King bisa mendengar jika Kinan sedang menangis seperti menahan sakit. Ia tahu pasti terjadi sesuatu yang tidak baik kepada Kinan. Bertepatan dengan itu, Joshua berjalan melewati King.


"Jo!"


"Apa?"


"Sepertinya Kinan di pukuli lagi oleh Alex, dia menelepon ku barusan," tutur King.


"Ah pria brensek itu lagi, kita ke Apartemennya sekarang."


King dan Joshua berjalan dengan cepat menuju parkiran. Bukan hanya King yang menjadi saksi kebiadaban Alex tapi Joshua juga, ia sudah beberapa kali melihat dengan mata kepalanya sendiri, kondisi Kinan setelah di pukuli oleh Alex.


King dan Joshua kini dalam perjalanan menuju apartement Alex. Joshua dan King melupakan sejenak permasalahan di antara mereka karena suatu hal yang emergency.


~


Mobil Joshua sampai di basement apartement tempa Alex tinggal, ia dan King berjalan dengan cepat menuju lantai dua puluh di mana unit apartment Alex berada.

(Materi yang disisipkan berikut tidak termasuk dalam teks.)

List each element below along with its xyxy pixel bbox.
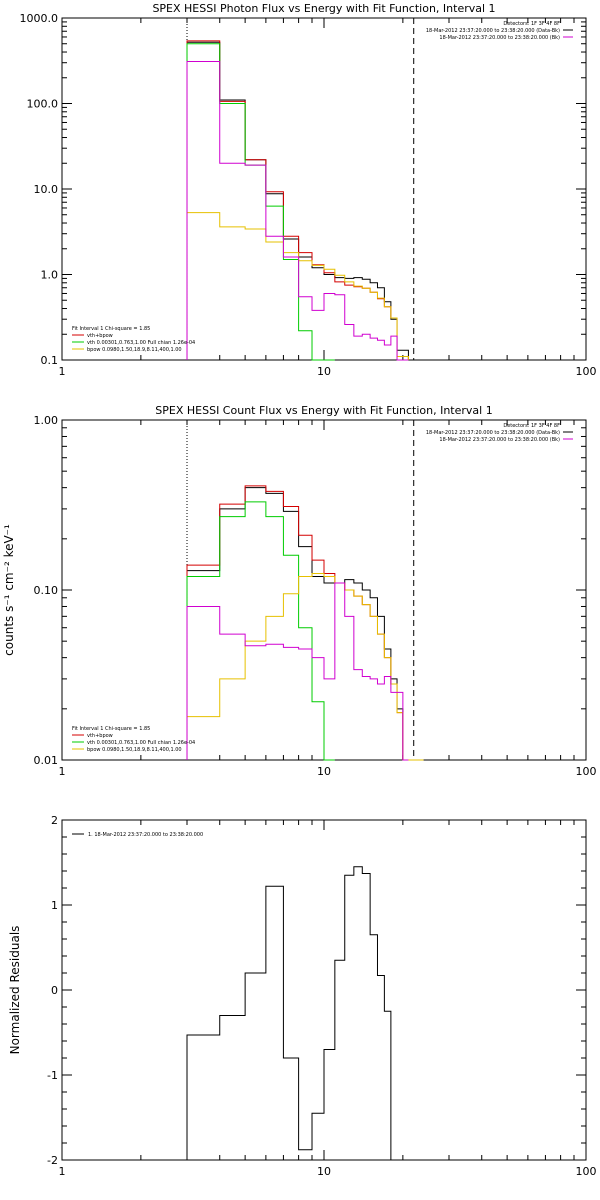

King nampak semakin khwatir saat dari kejauhan ia melihat, pintu apartemen Alex yang terbuka. Ia berlari di ikuti Joshua dari belakang. King masuk kedalam apartement itu. Saat berada di dalam, King dan Joshua kaget melihat barang-barang yang berantakan dan pecahan-pecahan barang ada di mana-mana.


Mereka mencari keberadaan Kinan, dari ruang tamu , ruang keluarga dan sampai di dalam sebuah kamar, ia menemukan Kinan bersimbah darah sedang terbaring meringkuk di atas lantai. Saat ini Kinan dalam kondisi sadar namun sangat lemah.


"Kinan, kamu tidak apa-apa," ucap King sambil memposisikan Kinan bersandar di dadanya.


"K-king, aku di ...."


Kesadaran Kinan kembali hilang, King benar-benar tidak menyangka jika Alex bisa sekeji ini. Kondisi Kinan bahkan sangat parah dari bayangannya, ini lebih dari kejadian sebelum-sebelumnya.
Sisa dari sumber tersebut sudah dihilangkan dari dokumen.